Friday, August 7, 2020

Book 32 Deadly Notions

 

Deadly Notions by Elizabeth Lynn Casey fulfills the category “Book with a Pun in Its Title” for the PopSugar 2020 Reading Challenge. It is the fourth in the Southern Sewing Circle series. For punny titles, I could’ve gone with either with a cozy mystery or a romance. I’d considered one of Sarah MacLean’s books for this prompt but chose a cozy. I’ll probably still read The Rogue not Taken, anyway.

If you aren’t into sewing (or didn’t work at a craft store in your youth), notions are all those little things that fill sewing baskets. Notions include items like buttons, needles, fabric tape, zippers, thread, clasps, pins, needle threaders, etc. Since the series revolves around a sewing group, the title is perfect. In the story, everyone thinks they knew who committed the crime. They all have some ugly ideas about what to do about Queen Karen, I mean, Ashley Lawson, the victim. Deadly notions. Love the puns.

In the small town of Sweet Briar, trouble is raising its head. Our sleuth, Tori Sinclair, the librarian, helps one of her sewing buddies with her kid’s birthday party. Melissa is deeply concerned that the party will not be perfect.
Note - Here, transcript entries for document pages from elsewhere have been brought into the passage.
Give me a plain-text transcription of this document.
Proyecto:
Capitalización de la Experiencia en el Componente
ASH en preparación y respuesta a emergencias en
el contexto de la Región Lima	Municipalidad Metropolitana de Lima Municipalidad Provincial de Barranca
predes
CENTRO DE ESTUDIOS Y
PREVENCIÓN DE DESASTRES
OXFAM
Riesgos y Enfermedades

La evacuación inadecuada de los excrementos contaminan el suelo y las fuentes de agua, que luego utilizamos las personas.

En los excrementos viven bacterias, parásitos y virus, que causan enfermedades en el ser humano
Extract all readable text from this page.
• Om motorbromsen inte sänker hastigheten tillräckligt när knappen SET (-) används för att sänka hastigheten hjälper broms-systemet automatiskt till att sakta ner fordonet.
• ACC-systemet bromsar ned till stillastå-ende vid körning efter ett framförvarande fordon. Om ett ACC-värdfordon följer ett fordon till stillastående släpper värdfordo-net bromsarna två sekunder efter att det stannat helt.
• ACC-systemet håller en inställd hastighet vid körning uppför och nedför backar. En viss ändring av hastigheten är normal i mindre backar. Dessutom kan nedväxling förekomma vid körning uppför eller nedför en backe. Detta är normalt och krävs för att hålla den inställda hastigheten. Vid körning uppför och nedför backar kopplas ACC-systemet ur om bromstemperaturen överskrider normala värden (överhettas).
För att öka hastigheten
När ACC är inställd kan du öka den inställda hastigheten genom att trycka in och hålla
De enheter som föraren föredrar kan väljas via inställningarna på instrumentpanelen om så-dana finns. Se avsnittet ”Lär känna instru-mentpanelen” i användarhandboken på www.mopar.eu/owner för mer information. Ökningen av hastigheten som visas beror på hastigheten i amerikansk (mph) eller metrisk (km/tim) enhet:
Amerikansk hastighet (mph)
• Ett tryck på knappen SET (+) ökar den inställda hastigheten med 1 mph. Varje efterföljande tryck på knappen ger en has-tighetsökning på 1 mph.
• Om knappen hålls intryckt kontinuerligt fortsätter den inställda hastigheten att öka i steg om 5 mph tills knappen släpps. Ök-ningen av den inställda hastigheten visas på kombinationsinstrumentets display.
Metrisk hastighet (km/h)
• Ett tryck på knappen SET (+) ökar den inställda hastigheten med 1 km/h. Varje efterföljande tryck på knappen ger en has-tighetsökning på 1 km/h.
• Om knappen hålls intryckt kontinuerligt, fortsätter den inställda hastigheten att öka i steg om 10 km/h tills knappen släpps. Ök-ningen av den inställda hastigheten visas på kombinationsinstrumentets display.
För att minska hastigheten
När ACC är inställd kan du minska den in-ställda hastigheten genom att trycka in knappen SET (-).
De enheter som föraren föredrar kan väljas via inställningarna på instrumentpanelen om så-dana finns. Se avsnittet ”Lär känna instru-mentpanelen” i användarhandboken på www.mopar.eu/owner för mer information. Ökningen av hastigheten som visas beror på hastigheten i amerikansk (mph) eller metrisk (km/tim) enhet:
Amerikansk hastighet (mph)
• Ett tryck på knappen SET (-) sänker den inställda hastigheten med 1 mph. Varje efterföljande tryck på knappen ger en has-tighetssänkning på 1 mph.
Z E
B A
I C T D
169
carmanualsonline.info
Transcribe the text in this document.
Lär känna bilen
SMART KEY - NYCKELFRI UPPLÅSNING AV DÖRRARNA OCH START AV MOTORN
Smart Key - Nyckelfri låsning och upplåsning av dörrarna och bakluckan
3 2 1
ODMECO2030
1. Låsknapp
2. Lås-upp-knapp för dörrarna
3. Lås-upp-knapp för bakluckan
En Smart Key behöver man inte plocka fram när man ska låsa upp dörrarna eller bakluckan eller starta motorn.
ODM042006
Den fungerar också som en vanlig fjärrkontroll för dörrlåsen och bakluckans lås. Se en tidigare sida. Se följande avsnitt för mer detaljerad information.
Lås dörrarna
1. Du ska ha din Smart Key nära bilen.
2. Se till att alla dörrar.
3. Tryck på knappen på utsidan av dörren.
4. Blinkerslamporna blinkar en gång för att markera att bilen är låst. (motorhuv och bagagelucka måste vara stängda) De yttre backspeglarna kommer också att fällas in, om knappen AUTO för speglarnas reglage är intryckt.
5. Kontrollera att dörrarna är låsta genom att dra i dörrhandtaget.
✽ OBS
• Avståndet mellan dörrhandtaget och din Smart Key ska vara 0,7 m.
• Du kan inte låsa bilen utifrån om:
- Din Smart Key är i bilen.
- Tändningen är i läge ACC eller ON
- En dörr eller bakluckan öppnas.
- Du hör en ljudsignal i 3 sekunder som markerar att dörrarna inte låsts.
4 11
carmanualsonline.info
Once again, Tori invites her friends to use the library and her revamped Children’s Room to save the day. One mom at the party is a nasty piece of work. She criticizes everything, including some of the children. She leaves the group hurt and grumbling. In fact, many of Tori’s friends have complained about her, saying what they’d like to do to her.  Later, Karen, I mean, Ashley is found dead in her car after the party, and everyone is suspect.

Our librarian, once again, works to help solve the crime with her library and sewing skills. Also, being nosy and asking questions as amateur sleuths should. It’s a cute little book, and the ending is rather predictable. There is a rather tired subplot of Tori fighting for man. But the characters are lovely.

This is why I like a cozy mystery. The story doesn’t tax the brain, and we get to know the population. I’ve read a few cozy series through—Diane Mott Davidson, Lilian Jackson Braun, Alan Bradley, two of Charlaine Harris’s. These books are why series perpetuate. Readers love to feel like they are coming home. We know the characters, and we root for them, even if the plot is not the best.

The story spoke to me in a quirky way. I’ve had Melissa’s experience with the snobbish, overbearing Ashley-type. Some of the women in the town I live in use peer pressure like a vice. Every kid had to have a birthday party every year, and the entire class needed to be invited. Moms had to volunteer in the school and be dressed to the nines for any event. I received many a wrinkled nose and stink-eyed look for not toeing the line. The push to be perfect was intense. I think Ms. Casey’s portrayal of Melissa accurately demonstrated the pressure on a mom with elementary-school-aged kids. It’s insane to expect perfection at every turn, but here we are. Now that I have teens, and am older, I can let all that roll off me. But back in the day, it was palpable and ugly. (Of course, not from everyone, but as in this novel, it only takes one bad apple.)

A cute short read.

I give Deadly Notions by Elizabeth Lynn Casey Four Birthday Balloons (regular ones, nothing fancy, or maybe one fancy one…)

 

 

 

 

 

 

1 comment:

  1. I love cozies for the same reason (I suspect we all do), but it is nice when the subplots are unique to the series. It's the characters that carry the series.